Additionally, ACB began a renovation programme of its branch infrastructure in 2014, part of its efforts to establish a more customer-centric branching model. The programme falls under the banner of “Feeling-at-home banking”, which emphasises convenience, reliability, personalisation and friendliness. The bank wants the branch-infrastructure programme to represent places of comfort first and foremost, places at which customers can enjoy the advantages of human interaction and bank staff can work closely with customers to meet a variety of their needs. Until now, more than 120 branches and 135 sub-branches have been renovated, and there will be more to come before the transformation is completed in 2018.
ACB’s approach to employee training and human-resources management best exemplifies its commitment to performance excellence. The bank prioritises its staff training by ensuring three broad criteria are satisfied on a consistent basis. Firstly, a complete training programme is implemented to ensure staff are fully equipped to fulfil all of their assigned tasks; secondly, training is also designed with the future in mind, such that staff are adequately prepared to accomplish their upcoming roles and responsibilities; and finally, specific training can be chosen by staff with the aim of helping them to advance in the career paths of their choosing, as agreed by mutual consent between themselves and their direct-line managers. Much of ACB’s training within the last year has been moved to its e-learning platform, with the first half of 2017 recording 59 percent of total learning hours being delivered by such means. The bank has also recently cultivated a “blended” learning model by expanding its range of training methods and activities, via an expansive range of learning channels and media, while the ACB Learning Hub provides staff in remote locations with the opportunity to engage in distance learning.

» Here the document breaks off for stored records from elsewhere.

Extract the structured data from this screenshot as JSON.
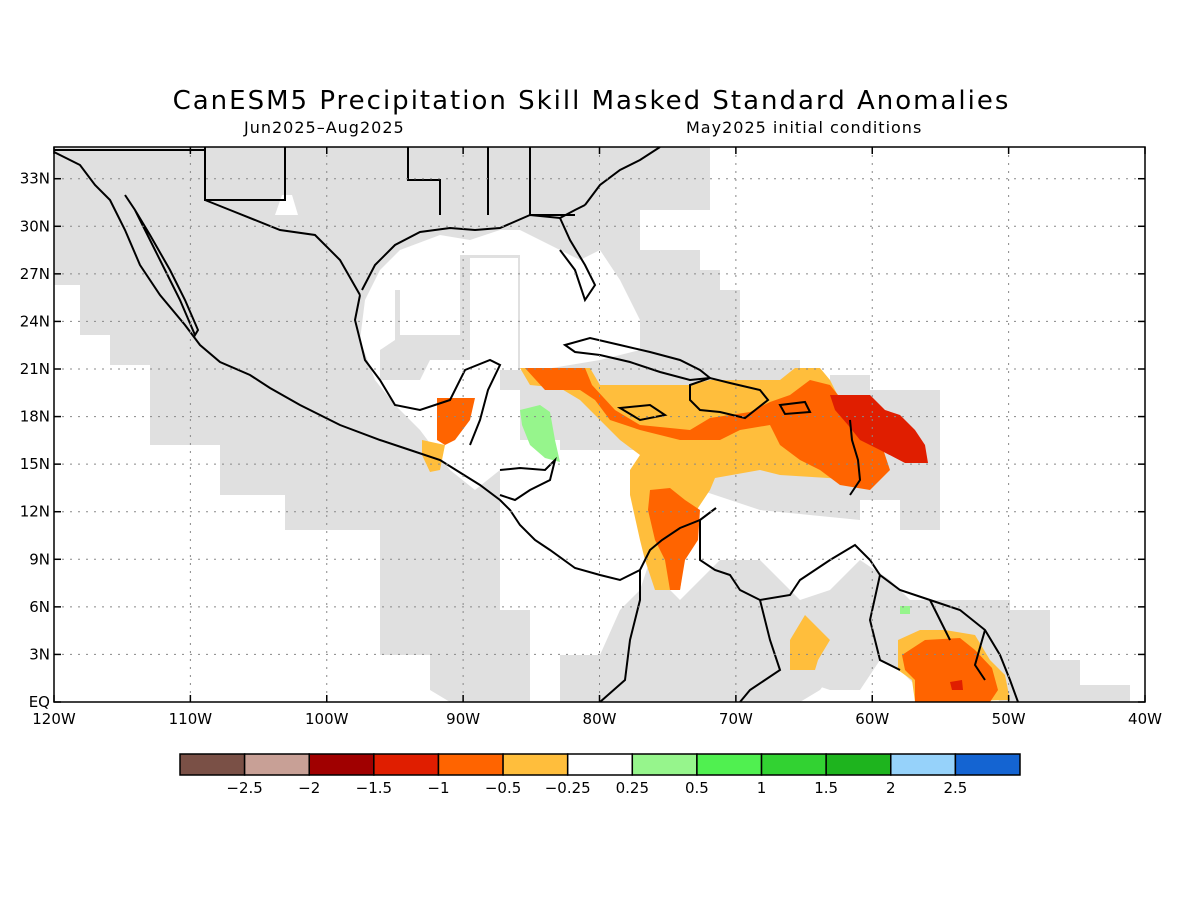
{
  "title": "CanESM5 Precipitation Skill Masked Standard Anomalies",
  "subtitle_left": "Jun2025–Aug2025",
  "subtitle_right": "May2025 initial conditions",
  "map": {
    "lon_range": [
      -120,
      -40
    ],
    "lat_range": [
      0,
      35
    ],
    "lat_ticks": [
      "33N",
      "30N",
      "27N",
      "24N",
      "21N",
      "18N",
      "15N",
      "12N",
      "9N",
      "6N",
      "3N",
      "EQ"
    ],
    "lat_tick_values": [
      33,
      30,
      27,
      24,
      21,
      18,
      15,
      12,
      9,
      6,
      3,
      0
    ],
    "lon_ticks": [
      "120W",
      "110W",
      "100W",
      "90W",
      "80W",
      "70W",
      "60W",
      "50W",
      "40W"
    ],
    "lon_tick_values": [
      -120,
      -110,
      -100,
      -90,
      -80,
      -70,
      -60,
      -50,
      -40
    ],
    "grid": "dotted",
    "masked_color": "#e0e0e0"
  },
  "colorbar": {
    "colors": [
      "#7a5046",
      "#c8a096",
      "#a00000",
      "#e01e00",
      "#ff6400",
      "#ffbe3c",
      "#ffffff",
      "#96f58c",
      "#50f050",
      "#32d232",
      "#1eb41e",
      "#96d2fa",
      "#1464d2"
    ],
    "labels": [
      "−2.5",
      "−2",
      "−1.5",
      "−1",
      "−0.5",
      "−0.25",
      "0.25",
      "0.5",
      "1",
      "1.5",
      "2",
      "2.5"
    ]
  },
  "anomaly_regions": [
    {
      "name": "caribbean-orange",
      "level": -0.25,
      "color": "#ffbe3c"
    },
    {
      "name": "caribbean-dark-orange",
      "level": -0.5,
      "color": "#ff6400"
    },
    {
      "name": "lesser-antilles-red",
      "level": -1,
      "color": "#e01e00"
    },
    {
      "name": "honduras-green",
      "level": 0.25,
      "color": "#96f58c"
    },
    {
      "name": "guiana-orange",
      "level": -0.5,
      "color": "#ff6400"
    }
  ]
}
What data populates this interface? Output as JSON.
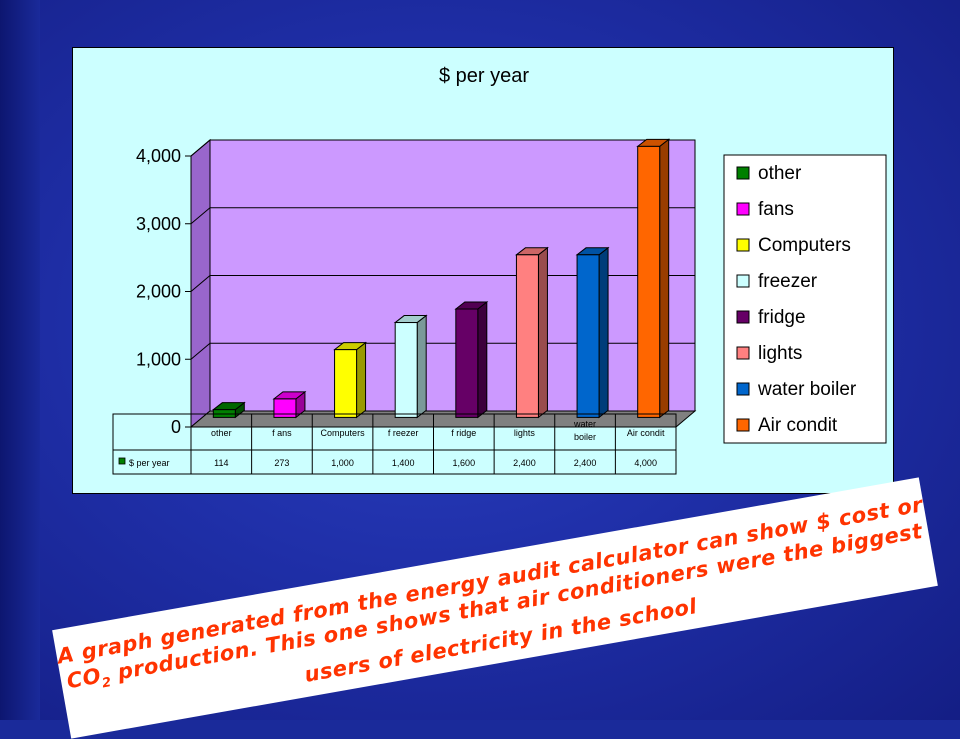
{
  "chart_data": {
    "type": "bar",
    "title": "$ per year",
    "categories": [
      "other",
      "fans",
      "Computers",
      "freezer",
      "fridge",
      "lights",
      "water boiler",
      "Air condit"
    ],
    "table_categories": [
      "other",
      "f ans",
      "Computers",
      "f reezer",
      "f ridge",
      "lights",
      "water boiler",
      "Air condit"
    ],
    "series": [
      {
        "name": "$ per year",
        "values": [
          114,
          273,
          1000,
          1400,
          1600,
          2400,
          2400,
          4000
        ]
      }
    ],
    "value_labels": [
      "114",
      "273",
      "1,000",
      "1,400",
      "1,600",
      "2,400",
      "2,400",
      "4,000"
    ],
    "yticks": [
      "0",
      "1,000",
      "2,000",
      "3,000",
      "4,000"
    ],
    "ylim": [
      0,
      4000
    ],
    "grid": true,
    "legend_position": "right",
    "legend": [
      "other",
      "fans",
      "Computers",
      "freezer",
      "fridge",
      "lights",
      "water boiler",
      "Air condit"
    ],
    "colors": [
      "#008000",
      "#ff00ff",
      "#ffff00",
      "#ccffff",
      "#660066",
      "#ff8080",
      "#0066cc",
      "#ff6600"
    ],
    "wall_color": "#cc99ff"
  },
  "caption": {
    "part1": "A graph generated from the energy audit calculator can show $ cost or CO",
    "sub": "2",
    "part2": " production. This one shows that air conditioners were the biggest users of electricity in the school"
  }
}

In addition to maximising shareholder value, customer service and the employee experience, ACB considers its responsibility to the community to be equally as vital. The bank approaches its CSR (Corporate Social Responsibility) activities by aiming to achieve objectives that are closely linked to its overall business strategy, and they tend to fall into two broad categories: education and caring for disadvantaged people. Last year, more than VND 8 billion was spent on such community activities, and notably included one of its flagship social-activity programmes called “I love my life journey”, which has been held across the country during the past few years. The initiative involves providing blood donations in Ho Chi Minh City, Hanoi Capital, Can Tho City and Da Nang City; as well as medical assistance, medical examination and the provision of medication for the poor in certain provinces. Moreover, ACB often conducts its CSR activities in concert with local humanitarian organizations such as associations for the blind. Overall, ACB’s 18 “key activities” are widely distributed across 21 of the country’s provinces and receive deserved support from customers, shareholders and investors to ensure they succeed in improving Vietnamese society in one way or another.
By the end of 2017, ACB will very likely have completed the lion’s share of its strategy roadmap, and thus will have gone a long way towards achieving sustainable growth for the coming years. Thanks to a rigorous, well-disciplined and well-executed turnaround strategy, the bank has confounded expectations with the sheer speed and force of its recovery. As such, ACB is very close to being able to once more declare itself to be a leading bank in Vietnam.